In that spirit, I turn your attention to the sad endgame in happening now in Greece. No jokes, no smartassery – these people are miserable and at the breaking point with the mess they’ve made. The Wall Street Journal has a sobering look at the stats this morning including a heartbreaking bit about the suicide rate:
Gross domestic product in the second quarter was down more than 7% from a year before, amid government spending cuts and tax increases that, combined, will add up to about 20% of GDP. Unemployment is over 16%. Crime, homelessness, emigration and personal bankruptcies are on the rise.
The most dramatic sign of Greece’s pain, however, is a surge in suicides.
Recorded suicides have roughly doubled since before the crisis to about six per 100,000 residents annually, according to the Greek health ministry and a charitable organization called Klimaka.
It’s all very tragic and at a certain point you can’t help but wonder if it’s time to just get down to brass tacks and accept the medicine. Not the bandaids that prolong this for another six months or a year – the actual medicine.
The New York Times is reporting that some economists and officials are recommending that very course of action:
But some economists believe default may be inevitable — and that it may actually be better for Greece and, despite a short-term shock to the system, perhaps eventually for Europe as well. They are beginning to wonder whether the consequences of a default or a more radical debt restructuring, dire as they may be, would be no worse for Greece than the miserable path it is currently on.

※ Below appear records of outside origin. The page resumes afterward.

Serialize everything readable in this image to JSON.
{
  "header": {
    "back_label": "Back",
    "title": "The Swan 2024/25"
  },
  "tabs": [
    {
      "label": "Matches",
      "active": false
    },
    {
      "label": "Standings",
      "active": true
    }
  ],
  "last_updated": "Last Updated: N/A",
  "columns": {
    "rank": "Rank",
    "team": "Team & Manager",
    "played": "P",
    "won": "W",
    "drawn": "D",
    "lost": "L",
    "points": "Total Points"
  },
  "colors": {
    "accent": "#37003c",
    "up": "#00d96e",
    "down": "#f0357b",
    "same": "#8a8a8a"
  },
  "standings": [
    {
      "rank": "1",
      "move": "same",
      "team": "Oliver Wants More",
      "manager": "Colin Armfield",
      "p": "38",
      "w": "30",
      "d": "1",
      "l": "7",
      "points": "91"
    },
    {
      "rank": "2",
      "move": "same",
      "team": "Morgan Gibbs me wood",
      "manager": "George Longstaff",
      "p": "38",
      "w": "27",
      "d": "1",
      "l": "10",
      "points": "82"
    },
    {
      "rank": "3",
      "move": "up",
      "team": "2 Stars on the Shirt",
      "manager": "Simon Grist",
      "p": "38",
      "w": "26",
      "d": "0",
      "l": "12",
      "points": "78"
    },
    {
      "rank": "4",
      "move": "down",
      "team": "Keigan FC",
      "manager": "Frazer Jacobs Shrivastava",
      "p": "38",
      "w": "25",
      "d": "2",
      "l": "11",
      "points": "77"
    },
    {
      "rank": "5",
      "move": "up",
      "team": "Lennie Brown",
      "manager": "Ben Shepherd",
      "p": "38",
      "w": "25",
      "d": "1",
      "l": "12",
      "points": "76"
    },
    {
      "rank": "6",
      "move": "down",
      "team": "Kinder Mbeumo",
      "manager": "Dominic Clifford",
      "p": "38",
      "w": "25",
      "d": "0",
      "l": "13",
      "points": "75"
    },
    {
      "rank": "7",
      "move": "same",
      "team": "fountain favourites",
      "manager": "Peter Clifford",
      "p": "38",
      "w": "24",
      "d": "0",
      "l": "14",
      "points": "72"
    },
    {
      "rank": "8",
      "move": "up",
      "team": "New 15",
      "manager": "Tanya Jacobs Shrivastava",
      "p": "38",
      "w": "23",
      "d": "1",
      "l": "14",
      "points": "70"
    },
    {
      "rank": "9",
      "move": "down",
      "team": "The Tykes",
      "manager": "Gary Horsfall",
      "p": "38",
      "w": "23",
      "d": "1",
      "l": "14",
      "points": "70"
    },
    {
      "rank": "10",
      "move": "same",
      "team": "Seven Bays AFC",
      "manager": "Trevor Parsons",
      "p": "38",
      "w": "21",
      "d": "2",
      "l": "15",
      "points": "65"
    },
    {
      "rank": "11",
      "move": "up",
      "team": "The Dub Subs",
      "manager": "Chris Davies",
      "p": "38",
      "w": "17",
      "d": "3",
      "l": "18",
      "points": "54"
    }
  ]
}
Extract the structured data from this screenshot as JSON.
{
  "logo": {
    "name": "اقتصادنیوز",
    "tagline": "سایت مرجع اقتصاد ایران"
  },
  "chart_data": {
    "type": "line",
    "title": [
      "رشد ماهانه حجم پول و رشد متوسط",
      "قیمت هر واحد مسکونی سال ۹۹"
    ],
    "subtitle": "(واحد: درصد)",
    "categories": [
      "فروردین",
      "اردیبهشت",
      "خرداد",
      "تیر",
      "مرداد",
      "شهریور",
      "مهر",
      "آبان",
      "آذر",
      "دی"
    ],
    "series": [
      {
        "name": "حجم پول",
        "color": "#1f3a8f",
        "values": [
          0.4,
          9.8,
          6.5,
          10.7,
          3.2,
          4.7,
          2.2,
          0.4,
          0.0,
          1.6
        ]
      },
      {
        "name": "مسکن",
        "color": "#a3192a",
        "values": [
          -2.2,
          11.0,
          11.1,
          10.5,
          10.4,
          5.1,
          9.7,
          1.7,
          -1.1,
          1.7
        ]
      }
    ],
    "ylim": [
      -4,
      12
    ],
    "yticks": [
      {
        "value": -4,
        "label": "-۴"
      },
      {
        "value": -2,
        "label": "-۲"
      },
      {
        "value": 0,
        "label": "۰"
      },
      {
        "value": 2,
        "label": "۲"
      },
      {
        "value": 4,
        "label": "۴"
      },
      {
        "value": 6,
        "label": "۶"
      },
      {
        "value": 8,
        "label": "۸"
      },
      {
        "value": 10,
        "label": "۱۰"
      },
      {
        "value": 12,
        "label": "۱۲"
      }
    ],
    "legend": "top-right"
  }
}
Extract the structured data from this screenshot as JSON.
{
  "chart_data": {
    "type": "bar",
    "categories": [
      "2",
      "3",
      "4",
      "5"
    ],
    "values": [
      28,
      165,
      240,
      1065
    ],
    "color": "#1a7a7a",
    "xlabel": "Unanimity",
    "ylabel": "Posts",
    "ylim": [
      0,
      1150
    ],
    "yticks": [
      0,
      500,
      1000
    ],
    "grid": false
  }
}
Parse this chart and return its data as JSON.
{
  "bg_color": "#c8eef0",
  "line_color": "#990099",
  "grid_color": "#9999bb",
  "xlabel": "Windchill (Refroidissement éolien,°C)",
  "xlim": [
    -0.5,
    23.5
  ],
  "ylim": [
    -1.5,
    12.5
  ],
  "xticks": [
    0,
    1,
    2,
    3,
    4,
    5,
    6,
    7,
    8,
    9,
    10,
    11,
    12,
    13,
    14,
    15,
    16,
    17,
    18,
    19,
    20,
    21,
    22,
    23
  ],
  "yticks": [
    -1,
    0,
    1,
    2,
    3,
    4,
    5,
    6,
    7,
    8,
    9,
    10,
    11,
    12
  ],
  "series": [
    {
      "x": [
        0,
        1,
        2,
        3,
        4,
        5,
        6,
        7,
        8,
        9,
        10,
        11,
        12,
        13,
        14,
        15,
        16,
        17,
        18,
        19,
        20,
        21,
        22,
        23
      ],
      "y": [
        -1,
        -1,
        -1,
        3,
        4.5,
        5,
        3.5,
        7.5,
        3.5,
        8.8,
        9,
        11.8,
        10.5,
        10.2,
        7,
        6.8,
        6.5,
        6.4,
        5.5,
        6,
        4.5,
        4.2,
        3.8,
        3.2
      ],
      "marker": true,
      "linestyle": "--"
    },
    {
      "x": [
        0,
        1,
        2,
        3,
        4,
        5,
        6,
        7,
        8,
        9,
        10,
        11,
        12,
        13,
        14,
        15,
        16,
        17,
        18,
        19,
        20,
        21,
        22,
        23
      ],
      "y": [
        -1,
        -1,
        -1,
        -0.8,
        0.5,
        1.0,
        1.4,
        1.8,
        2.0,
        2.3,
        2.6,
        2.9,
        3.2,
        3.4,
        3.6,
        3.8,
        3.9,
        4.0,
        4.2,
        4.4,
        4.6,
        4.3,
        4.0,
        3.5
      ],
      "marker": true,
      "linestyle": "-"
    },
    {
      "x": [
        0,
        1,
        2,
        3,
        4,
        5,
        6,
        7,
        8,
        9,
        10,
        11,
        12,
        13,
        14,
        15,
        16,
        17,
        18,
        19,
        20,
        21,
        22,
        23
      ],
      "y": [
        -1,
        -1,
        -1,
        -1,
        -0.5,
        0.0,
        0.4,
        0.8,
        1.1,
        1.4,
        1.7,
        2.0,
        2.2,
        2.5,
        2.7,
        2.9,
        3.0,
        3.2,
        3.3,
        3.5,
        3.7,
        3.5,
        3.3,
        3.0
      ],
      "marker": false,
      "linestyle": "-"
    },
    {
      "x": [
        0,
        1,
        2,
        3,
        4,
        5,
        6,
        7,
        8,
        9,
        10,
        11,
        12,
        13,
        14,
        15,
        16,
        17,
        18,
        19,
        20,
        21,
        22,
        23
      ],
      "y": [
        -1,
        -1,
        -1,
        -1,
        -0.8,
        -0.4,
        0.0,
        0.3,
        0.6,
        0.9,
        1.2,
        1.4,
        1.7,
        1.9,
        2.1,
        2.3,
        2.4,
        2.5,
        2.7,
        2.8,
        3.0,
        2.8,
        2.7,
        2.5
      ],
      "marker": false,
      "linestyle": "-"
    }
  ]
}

A default would relieve Greece of paying off a mountain of debt that it cannot afford, no matter how much it continues to cut government spending, which already has caused its economy to shrink.
At the same time, however, there is a fear of the unknown beyond Greece’s borders. Merrill Lynch estimates that the shock to growth in Europe, while not as severe as in the aftermath of the financial crisis of 2008, would be troubling, with overall output contracting by 1.3 percent in 2012.
No one is saying this will be pretty…but can it be much worse than the road they’re on now?